Alexia Walenkaki died in a playpark accident at Mile End in 2015 a day before her sixth birthday. Credit: Kwotuah family Credit: Kwotauh Family

An East London council has been fined £330,000 following an inquiry into the death of a five-year old after a swing set collapsed on her.

According to a statement by the Tower Hamlets council, they have been fined £330,000 and are to pay costs of £6,204 for breaching Section 3(1) of the Health and Safety at Work Act (1974).
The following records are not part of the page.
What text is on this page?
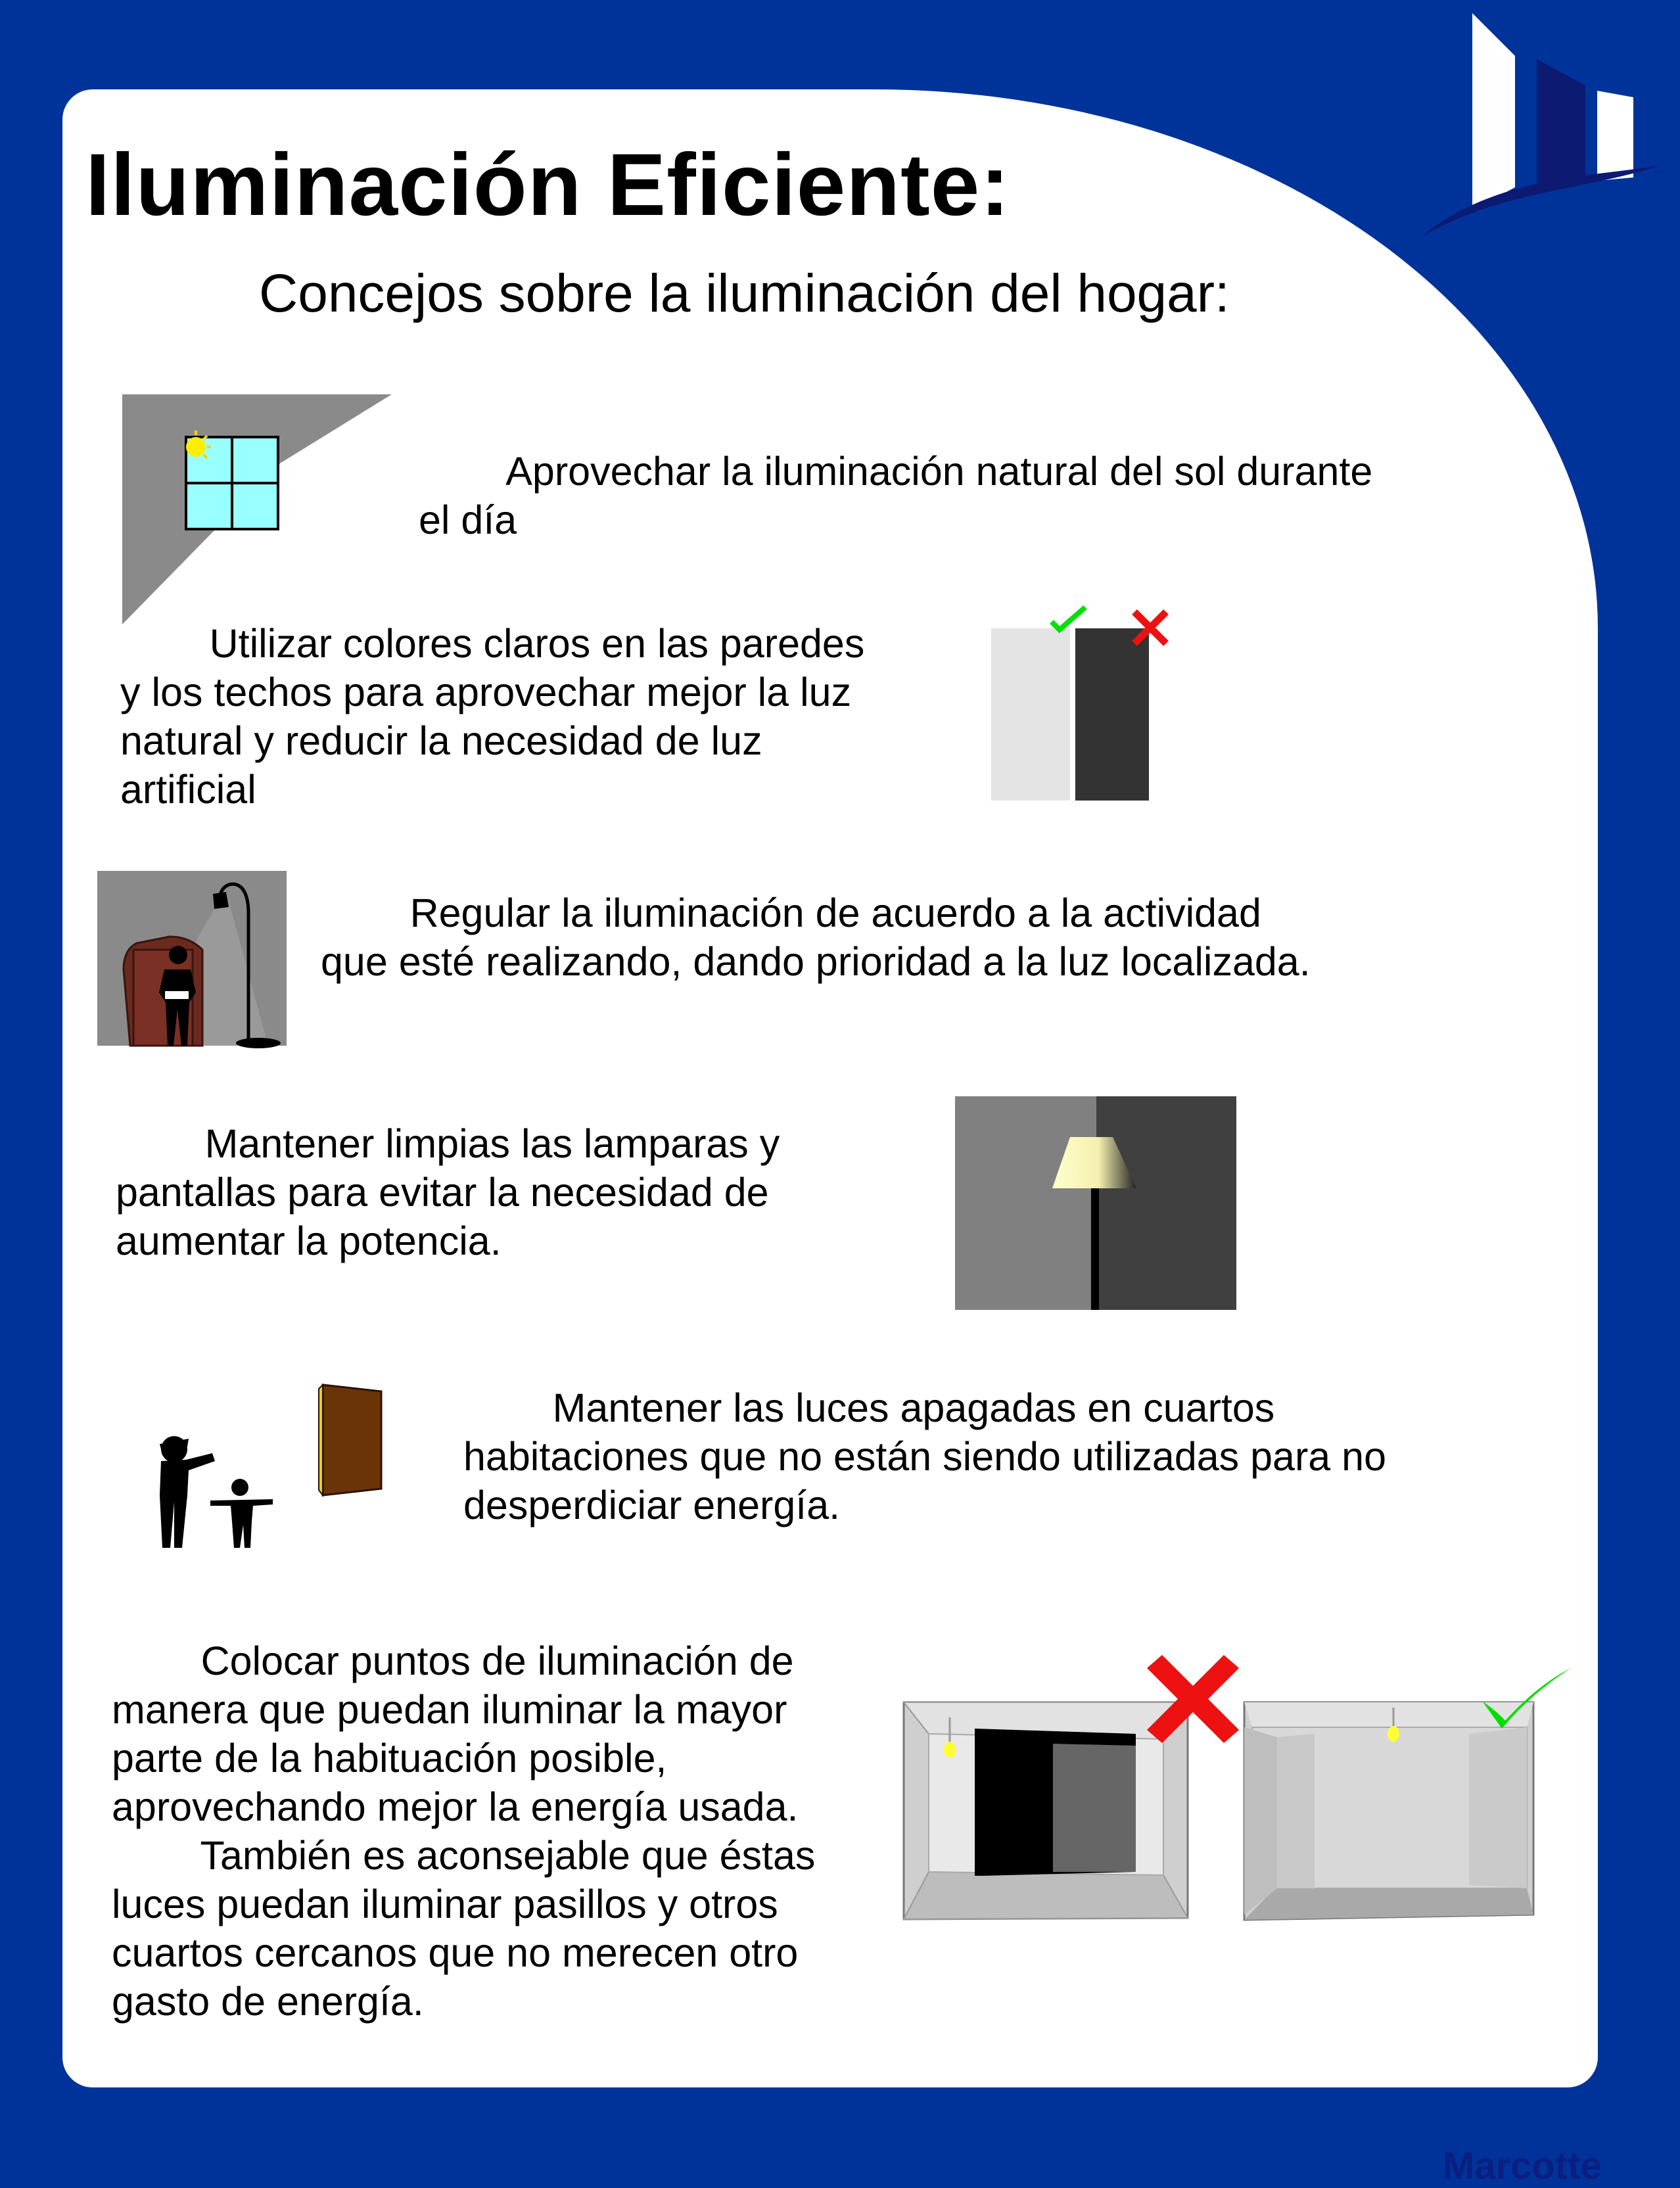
Iluminación Eficiente:
Concejos sobre la iluminación del hogar:
Aprovechar la iluminación natural del sol durante
el día
Utilizar colores claros en las paredes
y los techos para aprovechar mejor la luz
natural y reducir la necesidad de luz
artificial
Regular la iluminación de acuerdo a la actividad
que esté realizando, dando prioridad a la luz localizada.
Mantener limpias las lamparas y
pantallas para evitar la necesidad de
aumentar la potencia.
Mantener las luces apagadas en cuartos
habitaciones que no están siendo utilizadas para no
desperdiciar energía.
Colocar puntos de iluminación de
manera que puedan iluminar la mayor
parte de la habituación posible,
aprovechando mejor la energía usada.
También es aconsejable que éstas
luces puedan iluminar pasillos y otros
cuartos cercanos que no merecen otro
gasto de energía.
Marcotte
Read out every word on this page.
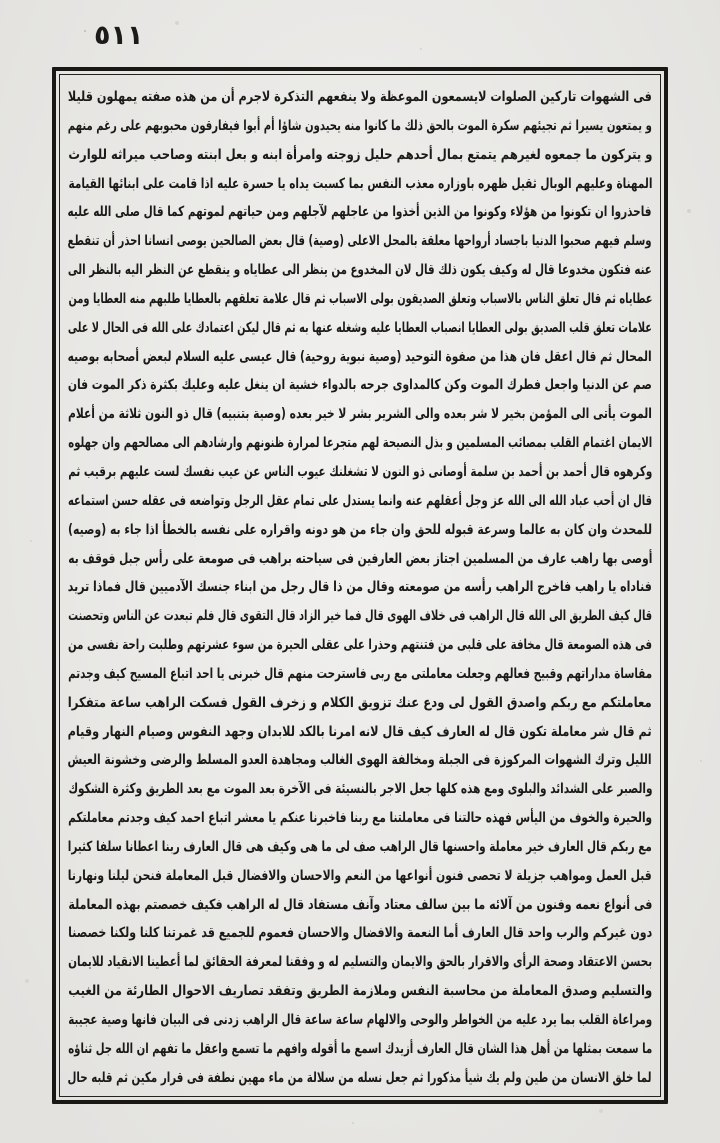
٥١١
فى الشهوات تاركين الصلوات لايسمعون الموعظة ولا ينفعهم التذكرة لاجرم أن من هذه صفته يمهلون قليلا
و يمتعون يسيرا ثم تجيئهم سكرة الموت بالحق ذلك ما كانوا منه يحيدون شاؤا أم أبوا فيفارقون محبوبهم على رغم منهم
و يتركون ما جمعوه لغيرهم يتمتع بمال أحدهم حليل زوجته وامرأة ابنه و بعل ابنته وصاحب ميراثه للوارث
المهناة وعليهم الوبال ثقيل ظهره باوزاره معذب النفس بما كسبت يداه يا حسرة عليه اذا قامت على ابنائها القيامة
فاحذروا ان تكونوا من هؤلاء وكونوا من الذين أخذوا من عاجلهم لآجلهم ومن حياتهم لموتهم كما قال صلى الله عليه
وسلم فيهم صحبوا الدنيا باجساد أرواحها معلقة بالمحل الاعلى (وصية) قال بعض الصالحين يوصى انسانا احذر أن تنقطع
عنه فتكون مخدوعا قال له وكيف يكون ذلك قال لان المخدوع من ينظر الى عطاياه و ينقطع عن النظر اليه بالنظر الى
عطاياه ثم قال تعلق الناس بالاسباب وتعلق الصديقون بولى الاسباب ثم قال علامة تعلقهم بالعطايا طلبهم منه العطايا ومن
علامات تعلق قلب الصديق بولى العطايا انصباب العطايا عليه وشغله عنها به ثم قال ليكن اعتمادك على الله فى الحال لا على
المحال ثم قال اعقل فان هذا من صفوة التوحيد (وصية نبوية روحية) قال عيسى عليه السلام لبعض أصحابه بوصيه
صم عن الدنيا واجعل فطرك الموت وكن كالمداوى جرحه بالدواء خشية ان ينغل عليه وعليك بكثرة ذكر الموت فان
الموت يأتى الى المؤمن بخير لا شر بعده والى الشرير بشر لا خير بعده (وصية بتنبيه) قال ذو النون ثلاثة من أعلام
الايمان اغتمام القلب بمصائب المسلمين و بذل النصيحة لهم متجرعا لمرارة ظنونهم وارشادهم الى مصالحهم وان جهلوه
وكرهوه قال أحمد بن أحمد بن سلمة أوصانى ذو النون لا تشغلنك عيوب الناس عن عيب نفسك لست عليهم برقيب ثم
قال ان أحب عباد الله الى الله عز وجل أعقلهم عنه وانما يستدل على تمام عقل الرجل وتواضعه فى عقله حسن استماعه
للمحدث وان كان به عالما وسرعة قبوله للحق وان جاء من هو دونه واقراره على نفسه بالخطأ اذا جاء به (وصيه)
أوصى بها راهب عارف من المسلمين اجتاز بعض العارفين فى سياحته براهب فى صومعة على رأس جبل فوقف به
فناداه يا راهب فاخرج الراهب رأسه من صومعته وقال من ذا قال رجل من ابناء جنسك الآدميين قال فماذا تريد
قال كيف الطريق الى الله قال الراهب فى خلاف الهوى قال فما خير الزاد قال التقوى قال فلم تبعدت عن الناس وتحصنت
فى هذه الصومعة قال مخافة على قلبى من فتنتهم وحذرا على عقلى الحيرة من سوء عشرتهم وطلبت راحة نفسى من
مقاساة مداراتهم وقبيح فعالهم وجعلت معاملتى مع ربى فاسترحت منهم قال خبرنى يا احد اتباع المسيح كيف وجدتم
معاملتكم مع ربكم واصدق القول لى ودع عنك تزويق الكلام و زخرف القول فسكت الراهب ساعة متفكرا
ثم قال شر معاملة تكون قال له العارف كيف قال لانه امرنا بالكد للابدان وجهد النفوس وصيام النهار وقيام
الليل وترك الشهوات المركوزة فى الجبلة ومخالفة الهوى الغالب ومجاهدة العدو المسلط والرضى وخشونة العيش
والصبر على الشدائد والبلوى ومع هذه كلها جعل الاجر بالنسيئة فى الآخرة بعد الموت مع بعد الطريق وكثرة الشكوك
والحيرة والخوف من اليأس فهذه حالتنا فى معاملتنا مع ربنا فاخبرنا عنكم يا معشر اتباع احمد كيف وجدتم معاملتكم
مع ربكم قال العارف خير معاملة واحسنها قال الراهب صف لى ما هى وكيف هى قال العارف ربنا اعطانا سلفا كثيرا
قبل العمل ومواهب جزيلة لا تحصى فنون أنواعها من النعم والاحسان والافضال قبل المعاملة فنحن ليلنا ونهارنا
فى أنواع نعمه وفنون من آلائه ما بين سالف معتاد وآنف مستفاد قال له الراهب فكيف خصصتم بهذه المعاملة
دون غيركم والرب واحد قال العارف أما النعمة والافضال والاحسان فعموم للجميع قد غمرتنا كلنا ولكنا خصصنا
بحسن الاعتقاد وصحة الرأى والاقرار بالحق والايمان والتسليم له و وفقنا لمعرفة الحقائق لما أعطينا الانقياد للايمان
والتسليم وصدق المعاملة من محاسبة النفس وملازمة الطريق وتفقد تصاريف الاحوال الطارئة من الغيب
ومراعاة القلب بما يرد عليه من الخواطر والوحى والالهام ساعة ساعة قال الراهب زدنى فى البيان فانها وصية عجيبة
ما سمعت بمثلها من أهل هذا الشان قال العارف أزيدك اسمع ما أقوله وافهم ما تسمع واعقل ما تفهم ان الله جل ثناؤه
لما خلق الانسان من طين ولم يك شيأ مذكورا ثم جعل نسله من سلالة من ماء مهين نطفة فى قرار مكين ثم قلبه حال
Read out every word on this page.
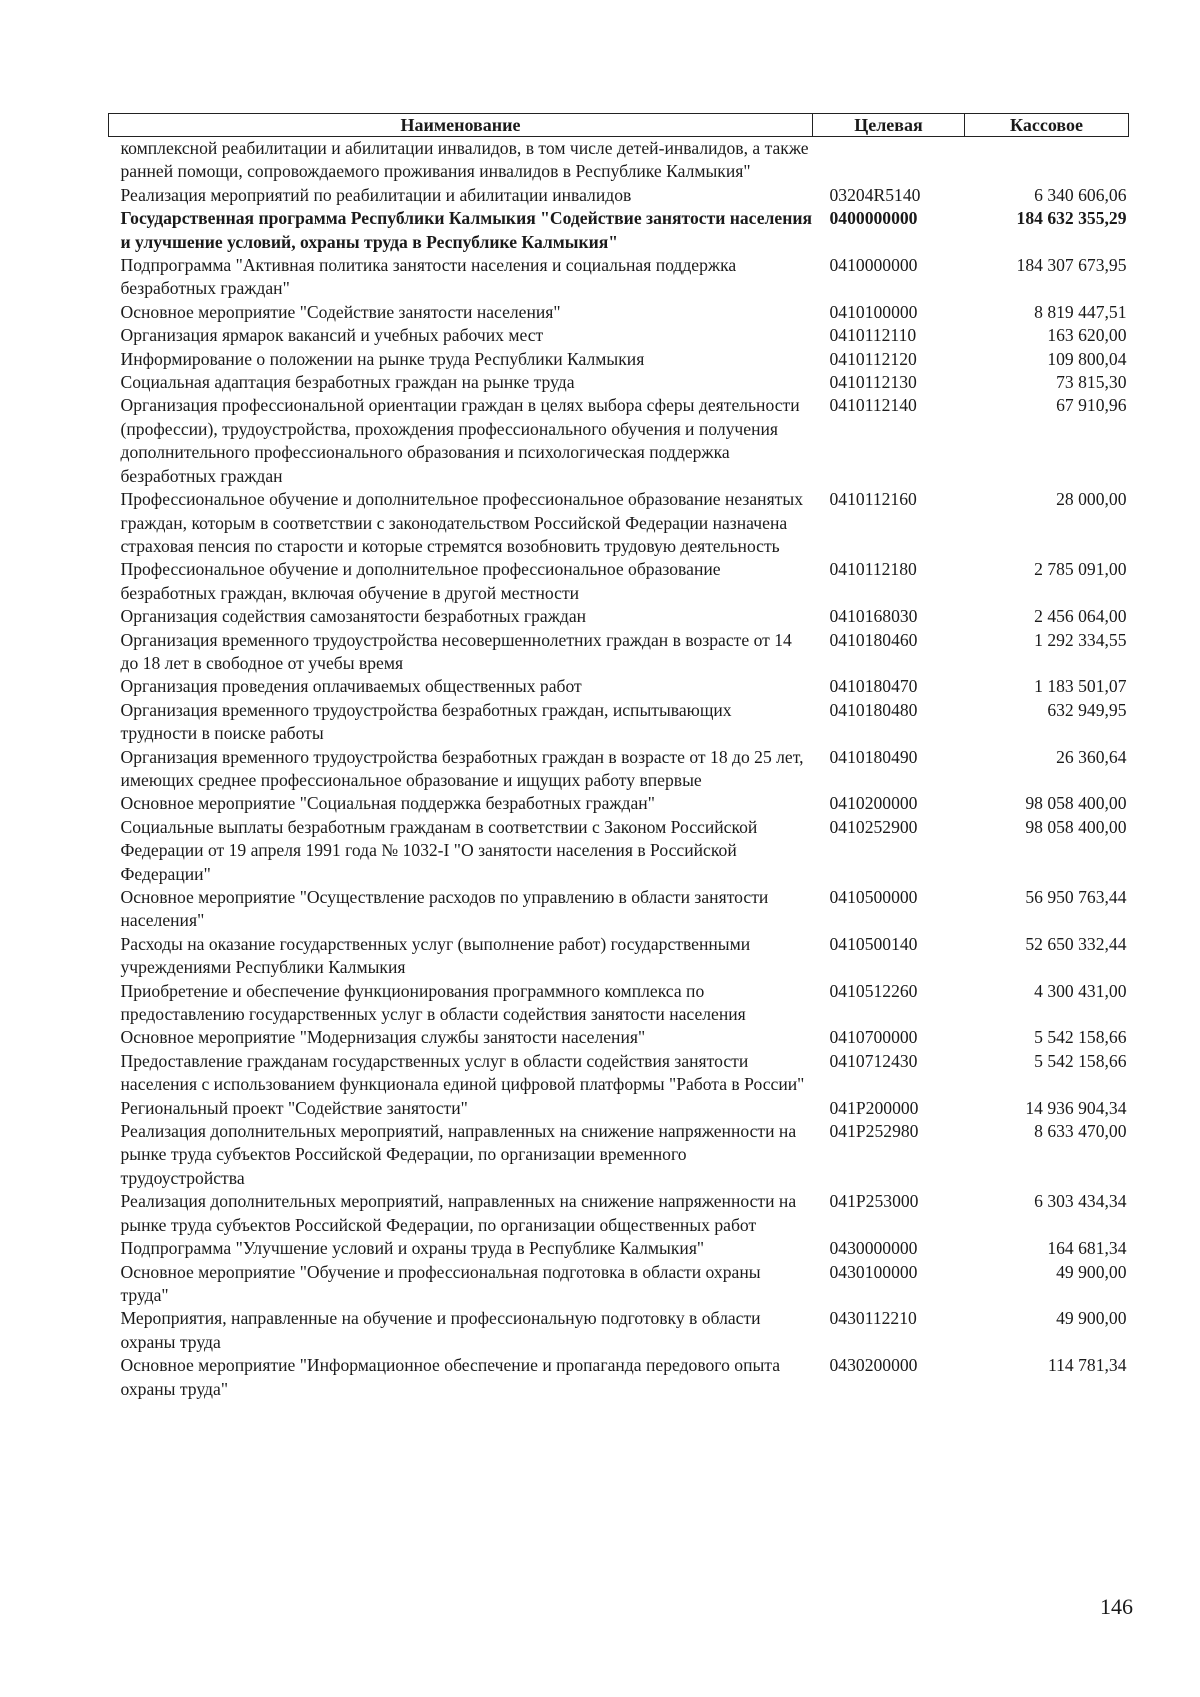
Наименование	Целевая	Кассовое
комплексной реабилитации и абилитации инвалидов, в том числе детей-инвалидов, а также ранней помощи, сопровождаемого проживания инвалидов в Республике Калмыкия"		
Реализация мероприятий по реабилитации и абилитации инвалидов	03204R5140	6 340 606,06
Государственная программа Республики Калмыкия "Содействие занятости населения и улучшение условий, охраны труда в Республике Калмыкия"	0400000000	184 632 355,29
Подпрограмма "Активная политика занятости населения и социальная поддержка безработных граждан"	0410000000	184 307 673,95
Основное мероприятие "Содействие занятости населения"	0410100000	8 819 447,51
Организация ярмарок вакансий и учебных рабочих мест	0410112110	163 620,00
Информирование о положении на рынке труда Республики Калмыкия	0410112120	109 800,04
Социальная адаптация безработных граждан на рынке труда	0410112130	73 815,30
Организация профессиональной ориентации граждан в целях выбора сферы деятельности (профессии), трудоустройства, прохождения профессионального обучения и получения дополнительного профессионального образования и психологическая поддержка безработных граждан	0410112140	67 910,96
Профессиональное обучение и дополнительное профессиональное образование незанятых граждан, которым в соответствии с законодательством Российской Федерации назначена страховая пенсия по старости и которые стремятся возобновить трудовую деятельность	0410112160	28 000,00
Профессиональное обучение и дополнительное профессиональное образование безработных граждан, включая обучение в другой местности	0410112180	2 785 091,00
Организация содействия самозанятости безработных граждан	0410168030	2 456 064,00
Организация временного трудоустройства несовершеннолетних граждан в возрасте от 14 до 18 лет в свободное от учебы время	0410180460	1 292 334,55
Организация проведения оплачиваемых общественных работ	0410180470	1 183 501,07
Организация временного трудоустройства безработных граждан, испытывающих трудности в поиске работы	0410180480	632 949,95
Организация временного трудоустройства безработных граждан в возрасте от 18 до 25 лет, имеющих среднее профессиональное образование и ищущих работу впервые	0410180490	26 360,64
Основное мероприятие "Социальная поддержка безработных граждан"	0410200000	98 058 400,00
Социальные выплаты безработным гражданам в соответствии с Законом Российской Федерации от 19 апреля 1991 года № 1032-I "О занятости населения в Российской Федерации"	0410252900	98 058 400,00
Основное мероприятие "Осуществление расходов по управлению в области занятости населения"	0410500000	56 950 763,44
Расходы на оказание государственных услуг (выполнение работ) государственными учреждениями Республики Калмыкия	0410500140	52 650 332,44
Приобретение и обеспечение функционирования программного комплекса по предоставлению государственных услуг в области содействия занятости населения	0410512260	4 300 431,00
Основное мероприятие "Модернизация службы занятости населения"	0410700000	5 542 158,66
Предоставление гражданам государственных услуг в области содействия занятости населения с использованием функционала единой цифровой платформы "Работа в России"	0410712430	5 542 158,66
Региональный проект "Содействие занятости"	041P200000	14 936 904,34
Реализация дополнительных мероприятий, направленных на снижение напряженности на рынке труда субъектов Российской Федерации, по организации временного трудоустройства	041P252980	8 633 470,00
Реализация дополнительных мероприятий, направленных на снижение напряженности на рынке труда субъектов Российской Федерации, по организации общественных работ	041P253000	6 303 434,34
Подпрограмма "Улучшение условий и охраны труда в Республике Калмыкия"	0430000000	164 681,34
Основное мероприятие "Обучение и профессиональная подготовка в области охраны труда"	0430100000	49 900,00
Мероприятия, направленные на обучение и профессиональную подготовку в области охраны труда	0430112210	49 900,00
Основное мероприятие "Информационное обеспечение и пропаганда передового опыта охраны труда"	0430200000	114 781,34
146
Alexia Walenkaki was playing on a rope swing in Mile End in East London when the tree trunk holding the equipment fell in 2015. Alexia went into cardiac arrest and died in Royal London Hospital from a head injury sustained from the trunk collapse. The child was using a swing when the supporting log crushed her—in front of her mother.

On Wednesday, a court hearing heard Tower Hamlets Council failed to carry out annual safety checks, that would have identified rot within the tree that fell on Alexia. Speaking at a council meeting on Wednesday, Tower Hamlets’ chief executive Will Tuckley said “Alexia should have been kept safe while using Mile End Park. No words can adequately express our regret that she was not.”

“Following Alexia’s death, we immediately made urgent safety checks of equipment at all council-run play facilities,” Will said, “and have brought in a more rigorous system for inspecting and maintaining park play equipment.”

The playpark at Mile End the day after Alexia’s accident in July, 2015. Picture: Mike Brooke
2018 Inquiry Findings

The Crown Prosecution Service had ruled in 2018 that there had been a series of failings by the council. But it would not pursue manslaughter charges against Tower Hamlets council over the child’s death. The inquest found that ‘inappropriate wood’ led to Alexia’s death.

In an article by the BBC, Alexia’s mother Vida Kwotuah said: “After everything they found in this report I just feel it’s not fair. All these wrongs have happened yet nobody prosecuted.”

Speaking after the hearing, HSE inspector Stephron Baker Holmes said: “Those who provide play equipment should ensure it is safe for children. The lack of a suitable playground inspection in the period leading up to this incident has resulted in tragic consequences.”